J'ai débarqué avec ma mère et mon petit une après-midi là-bas (ma mère a été admirable, elle a beaucoup évolué, elle m'a soutenue à 100 pour 100) et là, malgré ma terreur, j'ai senti que quelque chose lâchait enfin en moi.
Je pouvais me poser.
On allait m'aider à reprendre le fil, à ne pas bousiller mon gamin, j'ai décidé de tenir pour lui. Nous sommes restés 3 mois car j'étais très mal en point. Moi qui aie traversé bien des épreuves, j'ai demandé à un moment donné l'autorisation d'en finir parce que ce n'était plus supportable.
J'ai touché le fond.
En fait, ils ont manipulé mon traitement médicamenteux pour me faire craquer, parce que je m'étais refait des défenses bétonnées en allant un peu mieux.

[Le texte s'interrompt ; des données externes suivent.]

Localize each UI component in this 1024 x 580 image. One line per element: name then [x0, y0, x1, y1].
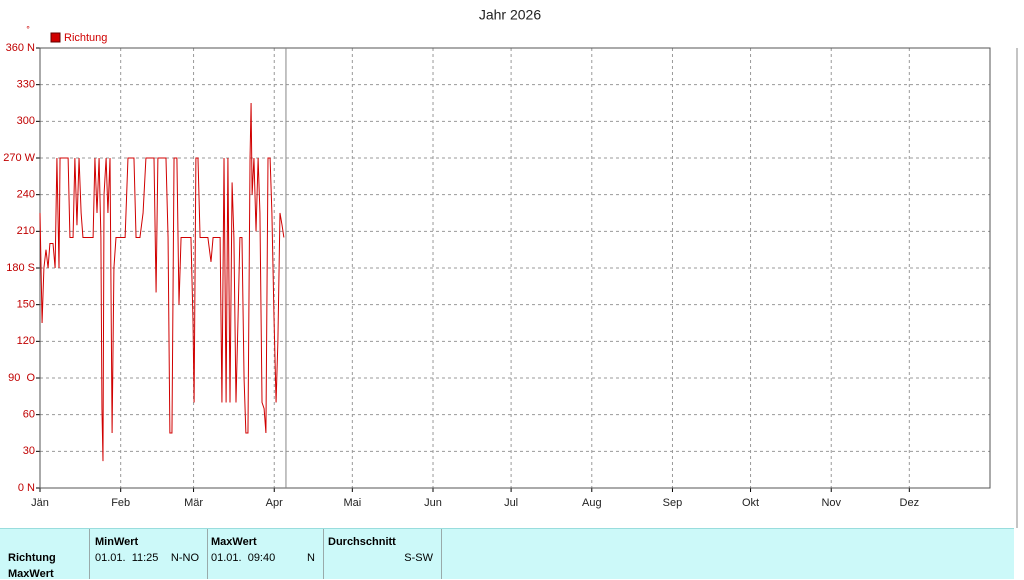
column-header: Durchschnitt: [328, 536, 396, 548]
y-tick-label: 0 N: [18, 482, 35, 494]
y-tick-label: 360 N: [6, 42, 35, 54]
column-header: MinWert: [95, 536, 139, 548]
x-tick-label: Aug: [582, 497, 602, 509]
column-header: MaxWert: [211, 536, 257, 548]
y-tick-label: 60: [23, 409, 35, 421]
y-tick-label: 330: [17, 79, 35, 91]
cell-value: 01.01. 11:25: [95, 552, 159, 564]
x-tick-label: Okt: [742, 497, 759, 509]
x-tick-label: Sep: [663, 497, 683, 509]
summary-table: Richtung MaxWert MinWert 01.01. 11:25 N-NO Ma…: [0, 528, 1014, 580]
y-tick-label: 240: [17, 189, 35, 201]
x-tick-label: Jul: [504, 497, 518, 509]
legend-label: Richtung: [64, 32, 107, 44]
x-tick-label: Nov: [821, 497, 841, 509]
series-line: [39, 102, 285, 462]
x-tick-label: Mär: [184, 497, 203, 509]
y-tick-label: 300: [17, 115, 35, 127]
x-tick-label: Feb: [111, 497, 130, 509]
y-tick-label: 210: [17, 225, 35, 237]
cell-value: 01.01. 09:40: [211, 552, 276, 564]
cell-direction: N: [307, 552, 315, 564]
x-tick-label: Mai: [343, 497, 361, 509]
y-tick-label: 180 S: [6, 262, 35, 274]
y-tick-label: 150: [17, 299, 35, 311]
y-tick-label: 30: [23, 445, 35, 457]
legend-swatch: [50, 32, 61, 43]
row-label: Richtung: [8, 552, 56, 564]
cell-direction: S-SW: [404, 552, 433, 564]
x-tick-label: Dez: [900, 497, 920, 509]
x-tick-label: Jän: [31, 497, 49, 509]
y-tick-label: 270 W: [3, 152, 35, 164]
y-tick-label: 120: [17, 335, 35, 347]
x-tick-label: Jun: [424, 497, 442, 509]
table-column: Durchschnitt S-SW: [323, 529, 442, 579]
x-tick-label: Apr: [266, 497, 283, 509]
chart: Jahr 2026 ° 0 N 30 60 90 O 120 150 180 S 210 240…: [3, 7, 1018, 528]
chart-title: Jahr 2026: [479, 7, 541, 23]
y-tick-label: 90 O: [8, 372, 35, 384]
cell-direction: N-NO: [170, 552, 199, 564]
y-unit: °: [26, 24, 30, 34]
plot-frame: [39, 47, 991, 489]
table-column: MinWert 01.01. 11:25 N-NO: [89, 529, 208, 579]
row-label: MaxWert: [8, 568, 54, 580]
table-column: MaxWert 01.01. 09:40 N: [206, 529, 324, 579]
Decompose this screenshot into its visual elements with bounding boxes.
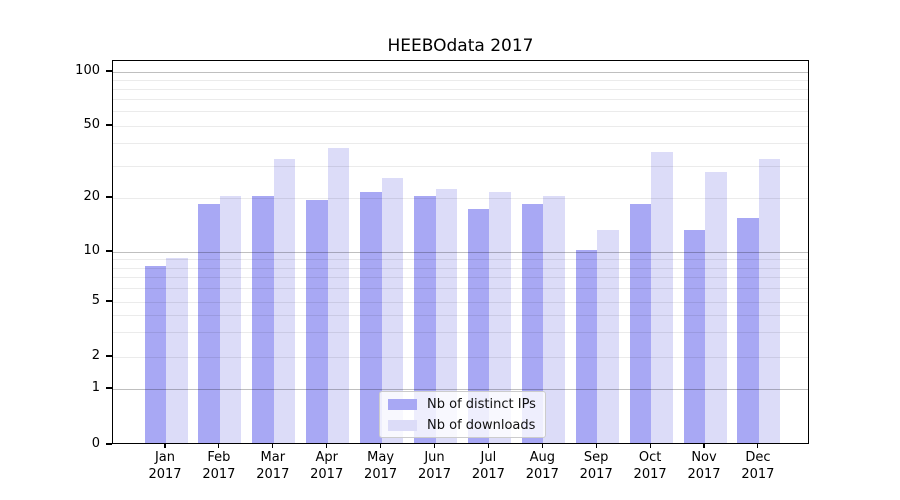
y-tick-mark-50 — [106, 124, 112, 126]
bar-downloads-oct — [651, 152, 673, 443]
x-tick-label-feb: Feb 2017 — [202, 450, 236, 482]
x-tick-label-jan: Jan 2017 — [148, 450, 182, 482]
legend-swatch-downloads-icon — [388, 419, 417, 431]
x-tick-mark-oct — [649, 444, 651, 448]
chart-title: HEEBOdata 2017 — [387, 36, 534, 56]
bar-downloads-dec — [758, 159, 781, 443]
x-tick-mark-aug — [541, 444, 543, 448]
legend-swatch-distinct-ips-icon — [388, 398, 417, 410]
bar-distinct-ips-oct — [629, 204, 652, 443]
x-tick-mark-jul — [487, 444, 489, 448]
bar-downloads-apr — [327, 147, 350, 443]
bar-distinct-ips-jun — [414, 196, 436, 443]
x-tick-mark-nov — [703, 444, 705, 448]
bar-distinct-ips-mar — [252, 196, 274, 443]
bar-distinct-ips-nov — [683, 229, 705, 443]
y-tick-label-5: 5 — [91, 293, 100, 308]
x-tick-label-dec: Dec 2017 — [741, 450, 775, 482]
y-tick-mark-0 — [106, 443, 112, 445]
bar-distinct-ips-aug — [521, 204, 544, 443]
y-tick-label-100: 100 — [75, 63, 100, 78]
y-tick-mark-2 — [106, 355, 112, 357]
bar-distinct-ips-apr — [306, 200, 328, 443]
legend-entry-distinct-ips: Nb of distinct IPs — [388, 397, 545, 412]
y-tick-label-20: 20 — [83, 189, 100, 204]
x-tick-mark-jan — [164, 444, 166, 448]
y-tick-label-10: 10 — [83, 243, 100, 258]
bar-downloads-jul — [489, 192, 511, 443]
y-tick-label-50: 50 — [83, 117, 100, 132]
x-tick-label-jun: Jun 2017 — [417, 450, 452, 482]
bar-distinct-ips-feb — [198, 204, 220, 443]
bar-downloads-aug — [543, 196, 565, 443]
plot-area: Nb of distinct IPs Nb of downloads — [112, 60, 809, 444]
bar-distinct-ips-jul — [467, 208, 490, 443]
bar-downloads-jan — [166, 257, 188, 443]
legend-label-distinct-ips: Nb of distinct IPs — [427, 396, 536, 412]
y-tick-label-2: 2 — [91, 348, 100, 363]
y-tick-mark-5 — [106, 300, 112, 302]
y-tick-label-1: 1 — [91, 380, 100, 395]
x-tick-mark-mar — [272, 444, 274, 448]
legend: Nb of distinct IPs Nb of downloads — [379, 391, 546, 438]
bar-distinct-ips-may — [360, 192, 382, 443]
bar-distinct-ips-dec — [737, 218, 759, 443]
x-tick-label-sep: Sep 2017 — [579, 450, 613, 482]
y-tick-mark-100 — [106, 70, 112, 72]
x-tick-label-nov: Nov 2017 — [687, 450, 721, 482]
bar-downloads-mar — [273, 159, 296, 443]
bar-downloads-sep — [597, 229, 619, 443]
legend-label-downloads: Nb of downloads — [427, 417, 536, 433]
bar-distinct-ips-sep — [575, 250, 598, 443]
y-tick-mark-1 — [106, 387, 112, 389]
x-tick-mark-apr — [326, 444, 328, 448]
y-tick-mark-20 — [106, 196, 112, 198]
bars-layer — [113, 61, 808, 443]
x-tick-mark-feb — [218, 444, 220, 448]
bar-downloads-jun — [435, 188, 457, 443]
bar-distinct-ips-jan — [144, 266, 166, 443]
bar-downloads-feb — [219, 196, 242, 443]
x-tick-label-mar: Mar 2017 — [256, 450, 290, 482]
legend-entry-downloads: Nb of downloads — [388, 418, 545, 433]
bar-downloads-nov — [705, 172, 727, 443]
y-tick-label-0: 0 — [91, 436, 100, 451]
x-tick-mark-dec — [757, 444, 759, 448]
x-tick-mark-jun — [433, 444, 436, 448]
x-tick-label-apr: Apr 2017 — [310, 450, 344, 482]
y-tick-mark-10 — [106, 250, 112, 252]
x-tick-label-may: May 2017 — [364, 450, 398, 482]
x-tick-mark-sep — [595, 444, 597, 448]
x-tick-mark-may — [380, 444, 382, 448]
x-tick-label-oct: Oct 2017 — [633, 450, 667, 482]
x-tick-label-jul: Jul 2017 — [471, 450, 505, 482]
x-tick-label-aug: Aug 2017 — [525, 450, 559, 482]
bar-downloads-may — [381, 178, 404, 443]
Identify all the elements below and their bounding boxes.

Impossible de toucher le petit à nouveau pendant plusieurs jours. Réveillée à 3h malgré des doses massives de somnifères. Je les menaçais de me tuer sous leurs yeux. Cela a été le passage le plus terrible.
C'est ma soeur qui m'a aidée à remonter, pendant que le cadre me soutenait. Elle m'a racontée son expérience, elle qui est RESTEE SEULE AVEC CELA.
J'ai commencé à remonter la pente.
De mon séjour j'ai de bons et mauvais souvenirs. Des paroles très mal à propos de certaines infirmières, très dures à supporter dans cette fragilité.
Des paroles et des gestes formidables d'autres soignants. Des entretiens libérateurs. Mon mari présent malgré 160 km à faire aller-retour pour nous voir.
Cette fragilité je la portais en moi, que seule la maternité aurait pu révéler. Ce n'est la faute de personne. Une combinaison de choses inconscientes et destructrices, amplifiées par ma brutale solitude suite au déménagement.
Une transmission de la maternité non effectuée par ma mère, ni par sa propre mère. Toutes choses à INVENTER PAR MOI. J'ai à trouver ma seule et véritable façon d'être mère pour mon petit. Il m'a fallu un an pour m'en sortir vraiment et tout ce temps j'ai parlé à mon fils, lui ai dit ce qui se passait, que rien n'était sa faute.
Une année de plus pour être vraiment bien, vraiment de plus en plus en confiance avec moi-même pour clouer le bec à "celles qui savent tout", les super maman qui ne défaillent jamais.
J'ai de grosses blessures et de grosses failles.
Je n'oublie jamais une chose : on choisit de faire un enfant et l'enfant CHOISIT LUI AUSSI DE VENIR AU MONDE PAR CETTE MERE-LA...
Mon fils aussi m'a aidé dans cette faille que je portais en moi sans le savoir.
Je n'ai que de la gratitude pour cette Maternologie qui fut mon "utérus" pendant trois mois, le temps pour moi de réapprendre à marcher.
Voilà, cela m'a beaucoup émue de vous livrer ce témoignage. J'espère qu'il aidera d'autres mamans à traverser des périodes difficiles.